井原市公共施設等マネジメント推進会議

現在、地方創生が進む一方で、地方の自治体は少子高齢社会の急速な進行と税収不足により、その財政は厳しい事態を余儀なくされています。
お手伝いを続けている井原市もその例外ではありません。


7月27日、井原市で公共施設等マネジメント推進会議が開催され委員長をつとめさせて頂きました。
井原市の公共施設等総合管理計画ついては、同市の公共施設等は高度経済成長期に整備された施設が多く、今後、一斉に建替えや大規模改修を迎え、また、人口減少、少子高齢化の進行に伴い、歳入・歳出面で厳しさを増すことが予想されるため、公共施設等の維持更新の考え方については、従来型の発想から、大きく意識を転換させる必要があります。
平成26年4月には、総務省から全国の地方公共団体に対して「公共施設等総合管理計画の策定にあたっての指針」が示され、平成28年度中に所要の計画を策定するよう要請がなされています。井原市では、平成28年3月の同市が保有する公共建築物の管理状況等を把握する「井原市公共施設白書」を作成、将来の見通しを踏まえ、公共施設等の総合的かつ計画的な管理に関する基本的な方針・考え方を定めた「井原市公共施設等総合管理計画」の策定を目指してきました。
この日は、これまで井原市が施設ごとに評価を進めた結果に基づき、第3次評価をいたす会議でした。同会議では、公共施設等を16の分類に分けて議論がなされました。

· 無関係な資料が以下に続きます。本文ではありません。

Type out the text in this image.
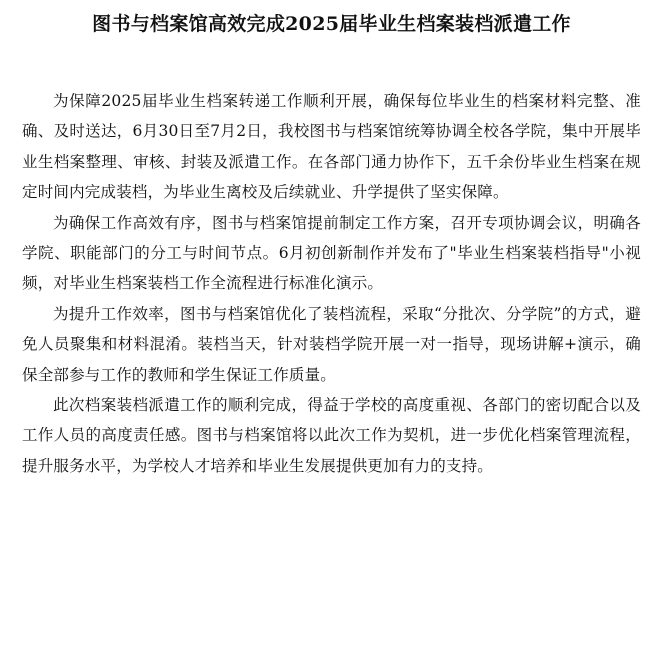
图书与档案馆高效完成2025届毕业生档案装档派遣工作

为保障2025届毕业生档案转递工作顺利开展，确保每位毕业生的档案材料完整、准确、及时送达，6月30日至7月2日，我校图书与档案馆统筹协调全校各学院，集中开展毕业生档案整理、审核、封装及派遣工作。在各部门通力协作下，五千余份毕业生档案在规定时间内完成装档，为毕业生离校及后续就业、升学提供了坚实保障。

为确保工作高效有序，图书与档案馆提前制定工作方案，召开专项协调会议，明确各学院、职能部门的分工与时间节点。6月初创新制作并发布了"毕业生档案装档指导"小视频，对毕业生档案装档工作全流程进行标准化演示。

为提升工作效率，图书与档案馆优化了装档流程，采取“分批次、分学院”的方式，避免人员聚集和材料混淆。装档当天，针对装档学院开展一对一指导，现场讲解+演示，确保全部参与工作的教师和学生保证工作质量。

此次档案装档派遣工作的顺利完成，得益于学校的高度重视、各部门的密切配合以及工作人员的高度责任感。图书与档案馆将以此次工作为契机，进一步优化档案管理流程，提升服务水平，为学校人才培养和毕业生发展提供更加有力的支持。
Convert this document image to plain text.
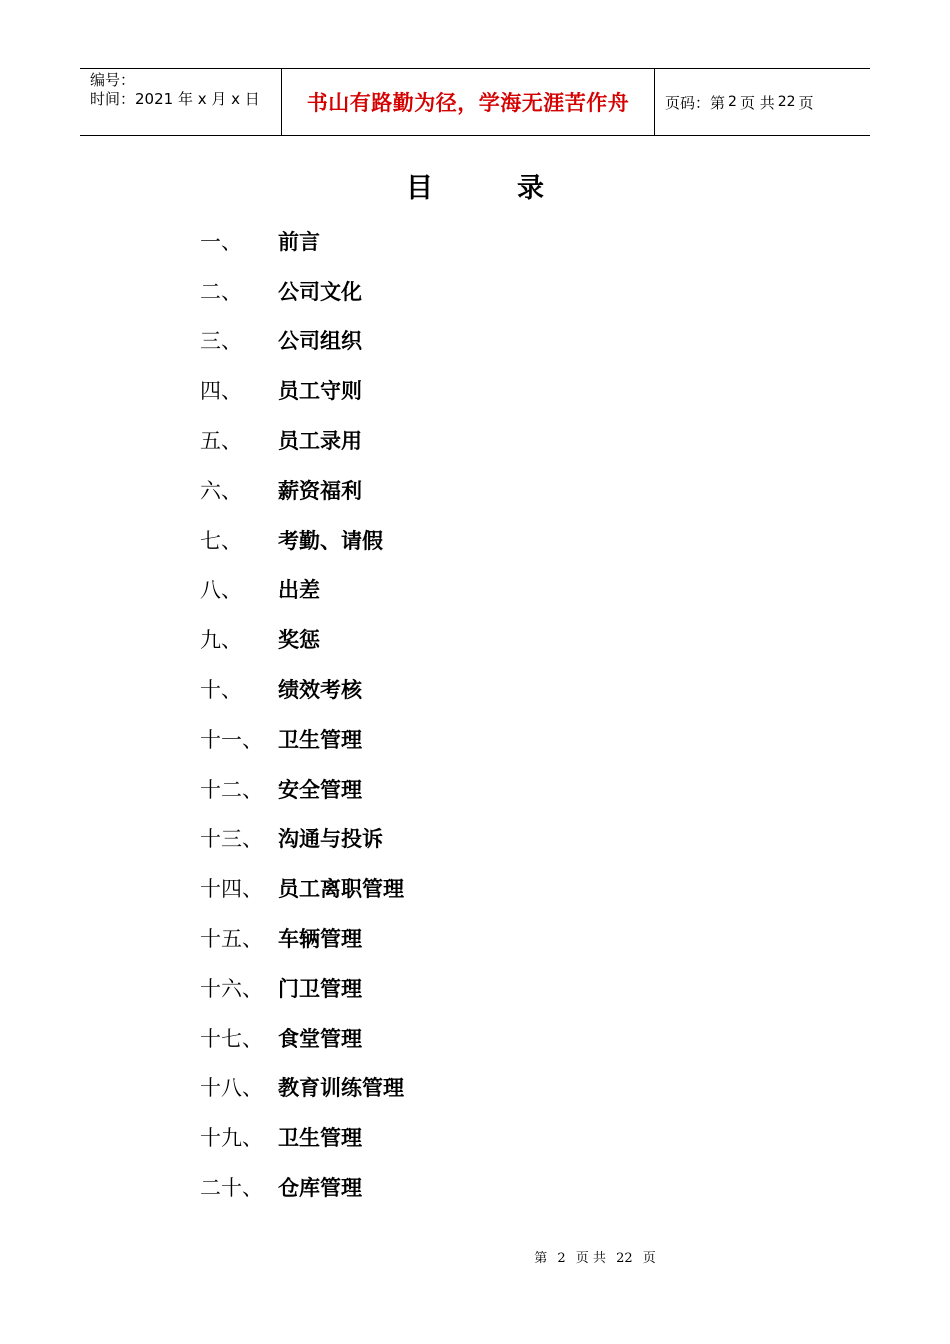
编号：
时间：2021 年 x 月 x 日	书山有路勤为径，学海无涯苦作舟	页码：第 2 页 共 22 页
目	录
一、	前言
二、	公司文化
三、	公司组织
四、	员工守则
五、	员工录用
六、	薪资福利
七、	考勤、请假
八、	出差
九、	奖惩
十、	绩效考核
十一、 卫生管理
十二、 安全管理
十三、 沟通与投诉
十四、 员工离职管理
十五、 车辆管理
十六、 门卫管理
十七、 食堂管理
十八、 教育训练管理
十九、 卫生管理
二十、 仓库管理
第 2 页 共 22 页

その内訳は、集会施設や文化施設等の「①市民文化系施設」、図書館や博物館等の「②社会教育系施設」、スポーツ施設、レクリエーション施設・観光施設等の「③スポーツ・レクリエーション系施設」、「④産業系施設」、学校等の「⑤学校教育系施設」、幼稚園・保育園や幼児・児童施設等の「⑥子育て支援施設」、高齢福祉施設や保健施設、その他社会福祉施設等の「⑦保健・福祉施設」、庁舎等や消防施設等の「⑧行政系施設」、そして「⑨公営住宅」、「⑩公園」、「⑪供給処理施設」、「⑫病院施設」、「⑬医療施設」、「⑭その他」、「⑮水道施設」、「⑯下水道施設」です。
なお、計画期間は、平成 29~38 年度の10年間とし、その後、10年毎に計画を更新するローリング方式を採用します。
全国でほぼ同じような傾向ではないかと思料されますが、地域で急速に少子高齢化が進行する様子から、市民はおおむね公共施設の老朽化に対しての関心があり、総量削減に対する方針にも理解を示していますが、一方で、公共が担ってきたサービス水準の低下や維持に係る税金や地域による自己負担による支出の増加は望んでいないと思われます。
こうした状況のなか、井原市の「公共施設等の総合的かつ計画的な管理に関する基本的な方針」の要諦を紹介しますと、公共施設については行政コスト(新築・改築・大規模修繕等。光熱水費等の運営費を除く)を、10年間で総計100億円以内に抑制、総延床面積は前年度を超えないようにしながら、施設更新時に、統廃合・複合化・多機能化を推進し、原則、単独新規施設整備を抑制しますと謳っています。
また、施設の必要性の高いものは積極的に活用し、低いものについては適切に除却、さらに既存施設の有効活用のため、計画的な修繕・更新及び耐震化・長寿命化を実施して、利用者の安全性及び適正なサービス水準を確保するとしています。
なお、統合や廃止の推進方針については、利用頻度が低い施設は、あり方を見直し、統合・廃止・効果的・効率的な施設配置を検討、さらに、中長期的な経費の見直し及び充当については、公共施設等の修繕・更新等は、国・県の補助金を活用、また、有利な地方債や公共施設整備基金を活用、同時に、民間活力の活用・民間と連携した運営維持管理(指定管理者制度を活用)を目指そうとしています。
加えて隣接する市町との連携(連携中枢都市圏の枠組みなど)を踏まえつつ、より広域的・効率的な運営ができるように検討するとの方針も明示されています。

こうして第3次評価を巡る会議は、全員の委員から、苦渋の選択を含む、様々な視点からの意見が出されました。
その内容を踏まえて、具体的な公共施設の維持管理を示した、最終的な方向性が示される段階まで進むこととなりました。
委員の皆様や市の担当者の皆様、持続可能な井原市の未来に向けて勇気ある方向性が示されたと確信いたします。
関係者の皆様、本当にご苦労様でございました。